Home » BLOGS » Rozegeur,

Rozegeur,

Rozegeur, Het is eigenlijk winter. Herfst op zijn minst. Bladeren van de bomen. Het groen is rood, bruin, oranje geworden. Bloemen zijn uitgebloeid. Of. Nee. Toch niet. 

Ik fietste van de week langs een tuin. Keurig onderhouden. Bij de schutting valt iets op. Daar staat in haar eentje, midden in de zwarte aarden border, een glorieus bloeiende roos. Eén dieprode bloem, zo groot als mijn hand. Alsof het zomer is. Voorjaar op zijn minst. 

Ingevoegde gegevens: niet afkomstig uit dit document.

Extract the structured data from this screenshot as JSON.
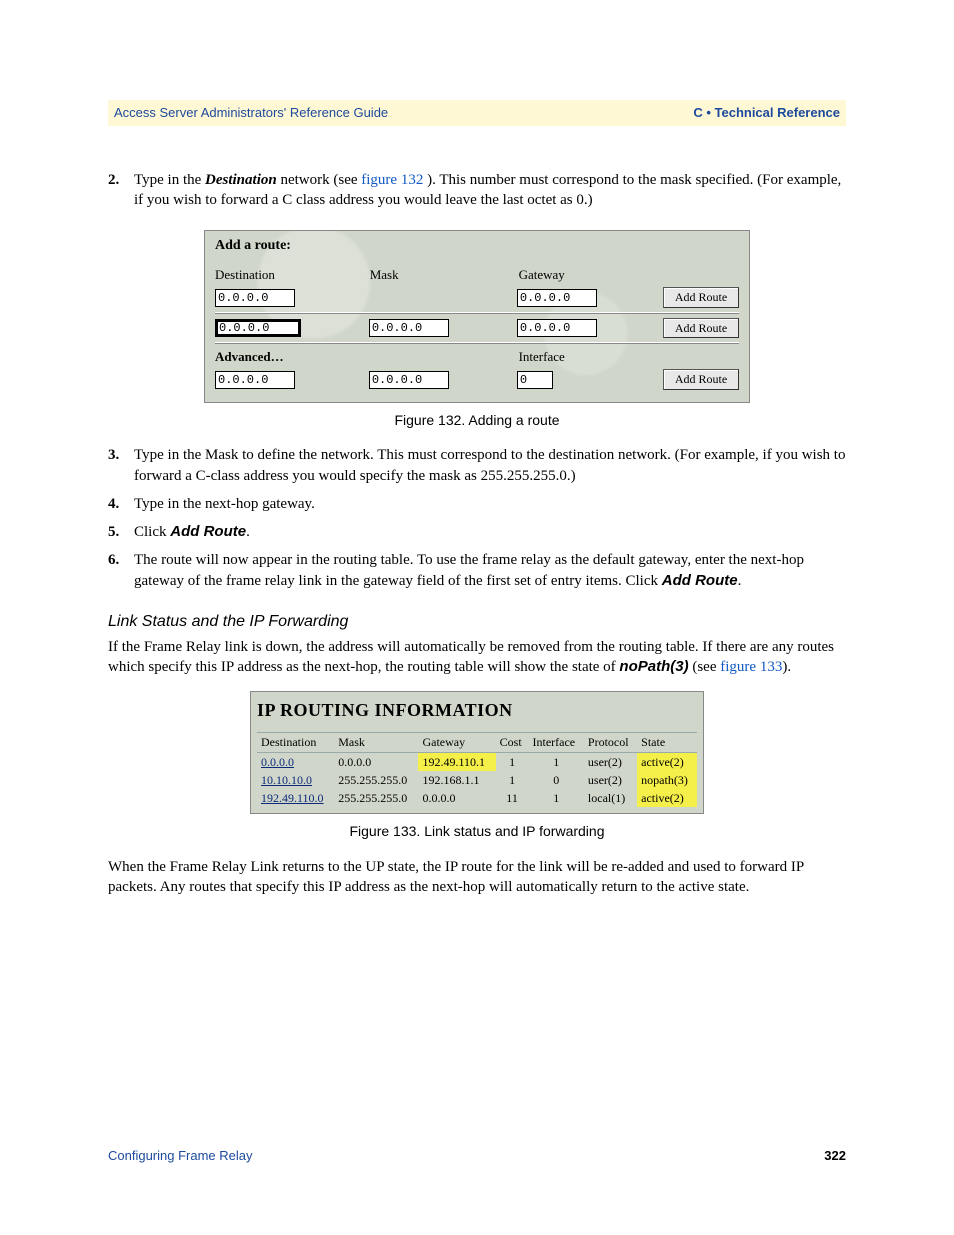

Het deed me denken aan een verhaal dat mijn vader soms vertelt. Dat hij een voortuin had. Lang geleden. Daar groeide en bloeide ook een roos. Prachtig grote bloemen die net waren uitgekomen. Zo mooi als ze op hun mooist kunnen zijn. Een paar uur later had een voorbijganger de grootste bloem omgeknakt. Alsof sommige mensen het mooi niet kunnen zien zonder het te willen vernietigen. Omknakken op zijn minst. 

Het deed me ook nadenken over waar dat mooi vandaan komt. In de natuur eigenlijk altijd uit zwarte aarde, vermolmd hout, vochtige vieze plekken. Ergens uit die duisternis of narigheid groeit dan een steeltje groen. Uiteindelijk een bloem. God weet hoelang dat geduurd heeft. 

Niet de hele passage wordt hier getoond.